Let me explain the point though: If the player had reasons to potentially feel consequences for his actions he would have possibly been less of a complete and utter disruption.

I see absolutely nothing thats the doctors fault.

atemu1234
2017-02-23, 07:02 PM
I see absolutely nothing thats the doctors fault.

I see getting bored with one's own character, something that really shouldn't happen all that regularly.

Bad Wolf
2017-02-24, 04:30 AM
I think the general consensus the last time a thread like this was posted was that the Doctor would be a Lesser Cansin with levels in Factotum.

Stealth Marmot
2017-02-24, 07:10 AM
I see absolutely nothing thats the doctors fault.

If you are referring to the character/player in the game I was in, I was trying to avoid specifics, but I can assure you the character basically usurped the whole campaign and got away with doing things he should not have only because the DM was being manipulated.

Now was this the fault of the race? Not entirely, but when you have a race or character that can do things whatever they want without any negative reprecussions, a player will take advantage of this.

Darth Ultron
2017-02-24, 07:42 AM
To really get ''The Doctor'', you need the metagame concepts:

You first need the agreement from everyone that The Doctor is special and nothing too bad can happen to him and the adventure must be ''rated Y''...or worse.

Then the player of The Doctor must be a good dedicated role player that cares more about the games (aka the DMs) story more then any selfish story ideas they have.
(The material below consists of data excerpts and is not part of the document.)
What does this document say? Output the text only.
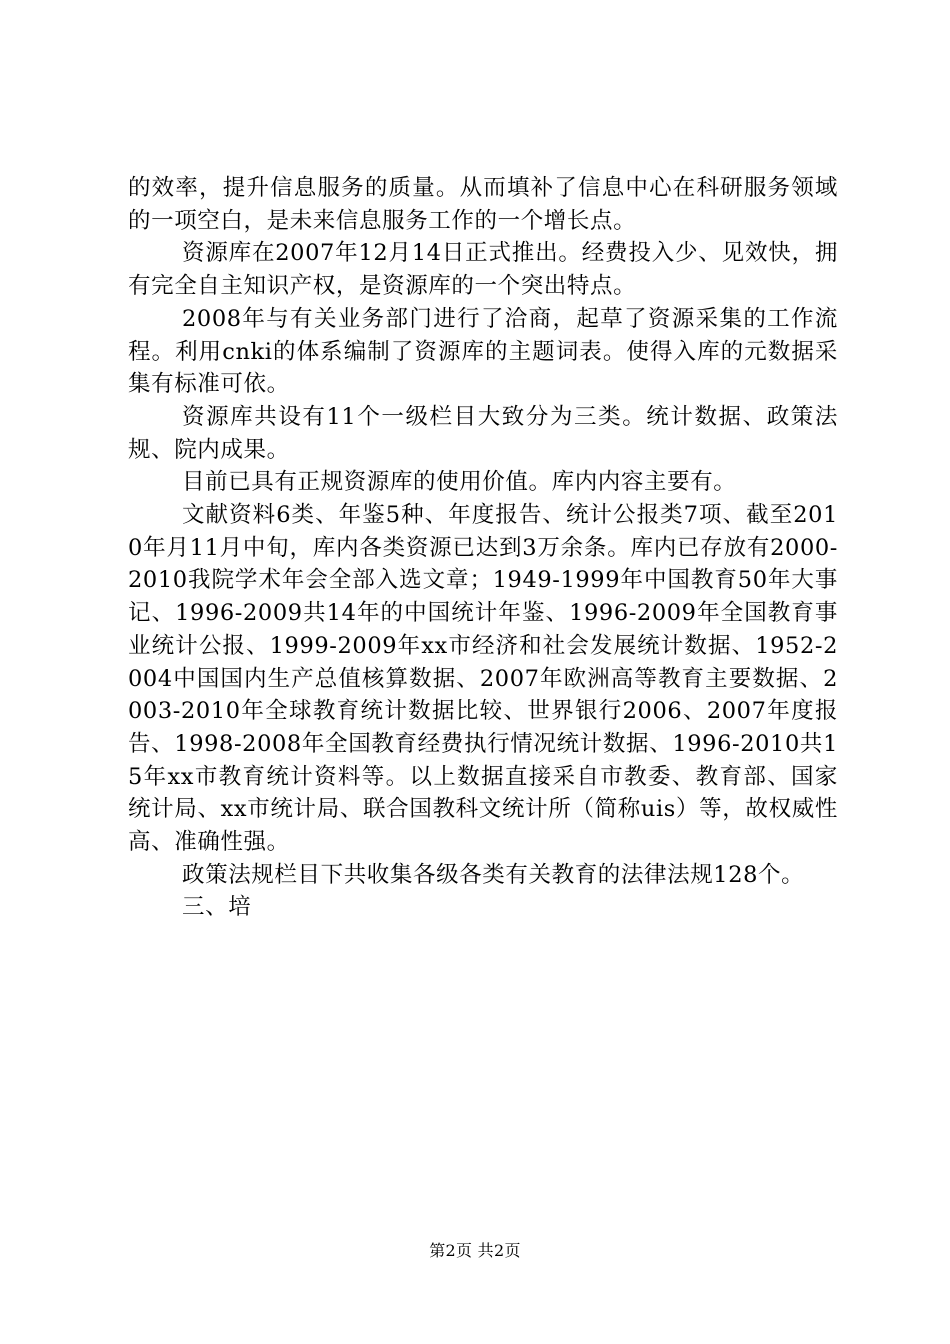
的效率，提升信息服务的质量。从而填补了信息中心在科研服务领域的一项空白，是未来信息服务工作的一个增长点。

资源库在2007年12月14日正式推出。经费投入少、见效快，拥有完全自主知识产权，是资源库的一个突出特点。

2008年与有关业务部门进行了洽商，起草了资源采集的工作流程。利用cnki的体系编制了资源库的主题词表。使得入库的元数据采集有标准可依。

资源库共设有11个一级栏目大致分为三类。统计数据、政策法规、院内成果。

目前已具有正规资源库的使用价值。库内内容主要有。

文献资料6类、年鉴5种、年度报告、统计公报类7项、截至2010年月11月中旬，库内各类资源已达到3万余条。库内已存放有2000-2010我院学术年会全部入选文章；1949-1999年中国教育50年大事记、1996-2009共14年的中国统计年鉴、1996-2009年全国教育事业统计公报、1999-2009年xx市经济和社会发展统计数据、1952-2004中国国内生产总值核算数据、2007年欧洲高等教育主要数据、2003-2010年全球教育统计数据比较、世界银行2006、2007年度报告、1998-2008年全国教育经费执行情况统计数据、1996-2010共15年xx市教育统计资料等。以上数据直接采自市教委、教育部、国家统计局、xx市统计局、联合国教科文统计所（简称uis）等，故权威性高、准确性强。

政策法规栏目下共收集各级各类有关教育的法律法规128个。

三、培

第2页 共2页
The player has an epic optimized character, but willingly chooses not to roll play. In fact, the player would need to just free form role play most of the time and not even glance at the character sheet and only occasionally roll and dice. The player can not be a jerk, power gamer, optimizer, munchkin or annoying in any way. And the player must be a deep, deep role player that also oddly metagames to extend the length of the game to a set time(So, for example, for the first 75% of the game time whenever The Doctor encounters any foe him must ''run away'').

Then you need a willing buddy ''best friend '' type DM that is running a 1 st level adventure ''by the book'' that is not scaled in any way for 40th level Epic Character The Doctor. The DM must care more about the games (their own) story then anything else. The DM needs to ignore the rules and just make up whatever they feel like(as long as it is level appropriate for a 1st level adventure, of course), but still occasionally roll some dice. The DM agrees to not to ''try to hard'' to kill any good character, even more so The Doctor and add things like ''foes always get a -20 to hit''. And the DM needs to metagame too, so for example, when the foes chase The Doctor after he ''runs'' (again), they will give up after like a couple seconds and be all like ''welp, we can't find him.''

thoroughlyS
2017-02-24, 07:50 PM
If you are referring to the character/player in the game I was in, I was trying to avoid specifics, but I can assure you the character basically usurped the whole campaign and got away with doing things he should not have only because the DM was being manipulated.

Now was this the fault of the race? Not entirely, but when you have a race or character that can do things whatever they want without any negative reprecussions, a player will take advantage of this.I think they mean that this wasn't because the player based their character on The Doctor. This was just the player being a jerk, and their character following suit. Giving that player a character that could ignore consequences was a problem sure, but The Doctor is not necessarily the cause of the problem.

nintendoh
2017-02-25, 12:04 AM
I think they mean that this wasn't because the player based their character on The Doctor. This was just the player being a jerk, and their character following suit. Giving that player a character that could ignore consequences was a problem sure, but The Doctor is not necessarily the cause of the problem.

I think that's exactly what i meant and your a genius. You get one internet!